Editorial: The First Showdown on Health Care (New York Times)

Republican senators are hyperventilating over the possibility that Democrats might try to pass health care reform with only a majority vote — depriving them of the chance to try to block legislation with filibusters that can only be overcome with the votes of at least three-fifths of all senators.

How quickly they forget. When the Republicans controlled Congress they used the same expedited procedure to ram through controversial measures, including the enormous tax cuts for the wealthy that plunged the federal budget deep into deficit.

There are reasons to be wary about resorting to the expedited process, known as budget reconciliation. But it is a weapon that the Democrats would be foolish to give up without evidence that Republicans will truly cooperate in fashioning meaningful reform. Not one Republican in the House or the Senate voted for the budget resolutions, and only three supported the stimulus bill.

Other than dealing with the economic crisis, health care reform is the most essential item on the Congressional agenda. It is imperative to lower the cost of health care, improve its quality, and cover tens of millions of uninsured Americans.

The Obama administration has proposed sensible ways to finance broader coverage and to improve some aspects of the health care delivery system but has left it to Congress to thrash out most of the issues. Members of both parties are trying to reach consensus. But on some issues, like how much to rely on public or private plans, they remain far apart.

The House version of the budget resolution has authorized the use of reconciliation for health care reform; the Senate's has not. Soon after Congress returns to work on April 20, a conference committee will have to decide which view will prevail.

If reconciliation is endorsed, the budget resolution will direct relevant committees to prepare health care legislation that can be merged into a single bill and then passed by a simple majority of those voting. That would make it easier to adopt such important measures as a tightly regulated insurance exchange for those without group coverage, a new public plan to compete with private plans, and mandates that employers contribute to the cost of covering their employees.

The reconciliation approach is not bulletproof. It is primarily designed to deal with spending and revenue issues that affect the deficit. Under current rules, senators can seek to remove any provisions deemed extraneous or "merely incidental" to such budgetary concerns. Nobody is quite sure how the Senate parliamentarian would rule on such items as tighter regulation of private insurers or creation of a new public plan or incentives to improve the coordination of care.

Republicans are also complaining that reconciliation limits the hours of debate and the opportunity for amendments.
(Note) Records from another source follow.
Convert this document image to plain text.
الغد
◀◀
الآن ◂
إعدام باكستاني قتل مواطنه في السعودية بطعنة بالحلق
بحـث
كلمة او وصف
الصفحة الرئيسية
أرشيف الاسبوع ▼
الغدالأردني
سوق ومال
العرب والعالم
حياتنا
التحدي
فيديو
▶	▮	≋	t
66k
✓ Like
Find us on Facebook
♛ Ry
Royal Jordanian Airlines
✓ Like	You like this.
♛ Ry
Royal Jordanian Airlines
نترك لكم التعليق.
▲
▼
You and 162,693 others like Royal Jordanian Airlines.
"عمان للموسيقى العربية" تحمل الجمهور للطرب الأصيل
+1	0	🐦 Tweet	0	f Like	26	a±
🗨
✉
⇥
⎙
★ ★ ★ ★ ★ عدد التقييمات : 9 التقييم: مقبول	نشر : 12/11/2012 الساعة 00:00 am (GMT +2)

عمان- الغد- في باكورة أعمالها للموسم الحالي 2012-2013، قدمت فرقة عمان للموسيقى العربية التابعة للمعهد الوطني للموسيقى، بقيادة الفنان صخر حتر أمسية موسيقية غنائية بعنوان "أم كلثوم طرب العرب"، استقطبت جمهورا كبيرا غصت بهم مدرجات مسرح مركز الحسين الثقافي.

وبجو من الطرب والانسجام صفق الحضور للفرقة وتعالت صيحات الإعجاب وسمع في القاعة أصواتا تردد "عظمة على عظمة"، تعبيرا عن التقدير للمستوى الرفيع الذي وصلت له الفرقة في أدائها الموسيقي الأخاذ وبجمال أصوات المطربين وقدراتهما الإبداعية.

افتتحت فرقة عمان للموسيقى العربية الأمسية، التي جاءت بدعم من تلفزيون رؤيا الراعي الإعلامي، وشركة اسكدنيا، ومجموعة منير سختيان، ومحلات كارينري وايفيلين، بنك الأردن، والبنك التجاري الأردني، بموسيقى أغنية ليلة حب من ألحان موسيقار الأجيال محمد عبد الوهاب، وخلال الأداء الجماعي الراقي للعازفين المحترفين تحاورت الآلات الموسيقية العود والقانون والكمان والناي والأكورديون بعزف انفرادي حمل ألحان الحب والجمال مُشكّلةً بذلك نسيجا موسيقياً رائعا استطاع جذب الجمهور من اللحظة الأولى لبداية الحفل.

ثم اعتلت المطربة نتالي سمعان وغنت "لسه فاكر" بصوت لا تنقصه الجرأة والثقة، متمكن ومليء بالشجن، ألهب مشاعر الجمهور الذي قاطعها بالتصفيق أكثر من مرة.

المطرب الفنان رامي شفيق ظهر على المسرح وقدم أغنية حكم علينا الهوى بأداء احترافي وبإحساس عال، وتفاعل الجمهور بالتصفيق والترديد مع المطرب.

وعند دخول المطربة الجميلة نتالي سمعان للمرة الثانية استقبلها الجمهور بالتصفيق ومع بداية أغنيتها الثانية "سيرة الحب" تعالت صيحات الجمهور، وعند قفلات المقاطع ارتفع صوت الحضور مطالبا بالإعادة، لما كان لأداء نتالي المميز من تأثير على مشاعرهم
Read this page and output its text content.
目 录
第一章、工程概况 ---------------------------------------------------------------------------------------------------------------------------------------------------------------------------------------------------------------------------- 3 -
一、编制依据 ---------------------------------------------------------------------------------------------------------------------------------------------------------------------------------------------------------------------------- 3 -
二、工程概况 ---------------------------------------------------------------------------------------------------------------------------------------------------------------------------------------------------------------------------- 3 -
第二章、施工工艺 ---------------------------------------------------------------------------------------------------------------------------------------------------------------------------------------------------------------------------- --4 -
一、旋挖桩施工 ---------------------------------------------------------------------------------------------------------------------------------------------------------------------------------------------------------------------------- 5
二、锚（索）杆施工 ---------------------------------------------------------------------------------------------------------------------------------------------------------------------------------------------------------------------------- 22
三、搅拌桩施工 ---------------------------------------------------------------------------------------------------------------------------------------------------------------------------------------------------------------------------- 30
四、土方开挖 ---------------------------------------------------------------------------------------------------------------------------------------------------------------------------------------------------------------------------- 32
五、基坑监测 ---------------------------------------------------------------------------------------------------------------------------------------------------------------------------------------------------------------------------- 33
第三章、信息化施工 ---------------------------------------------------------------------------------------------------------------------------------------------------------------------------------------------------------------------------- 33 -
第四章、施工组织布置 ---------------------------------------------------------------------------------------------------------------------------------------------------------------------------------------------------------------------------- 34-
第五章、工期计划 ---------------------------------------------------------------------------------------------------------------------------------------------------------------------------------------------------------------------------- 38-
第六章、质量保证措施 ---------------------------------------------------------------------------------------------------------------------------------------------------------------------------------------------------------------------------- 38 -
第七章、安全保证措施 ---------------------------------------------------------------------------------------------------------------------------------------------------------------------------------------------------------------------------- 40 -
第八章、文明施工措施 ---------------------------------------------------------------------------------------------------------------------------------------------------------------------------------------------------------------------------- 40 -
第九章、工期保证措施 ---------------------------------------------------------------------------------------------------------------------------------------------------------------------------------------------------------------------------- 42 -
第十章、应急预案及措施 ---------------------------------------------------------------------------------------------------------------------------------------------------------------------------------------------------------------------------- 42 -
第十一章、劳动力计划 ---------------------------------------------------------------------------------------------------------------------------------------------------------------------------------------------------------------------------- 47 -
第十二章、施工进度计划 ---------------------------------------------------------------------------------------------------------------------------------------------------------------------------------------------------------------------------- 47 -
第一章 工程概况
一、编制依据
But Congress has already been wrestling with health care reform in multiple committees, so the need for more posturing in floor debate is not apparent. There are also dire warnings that resorting to reconciliation will poison the atmosphere for bipartisanship. That may well happen, but so far most Republicans have shown little appetite for cooperation on anything.

Reconciliation is not a weapon that should be deployed immediately. The conferees should agree on language that would allow it to kick in by a date in the fall if the two parties cannot agree on a reform bill. A bipartisan agreement would be nice, but what the country needs right now is effective health care reform.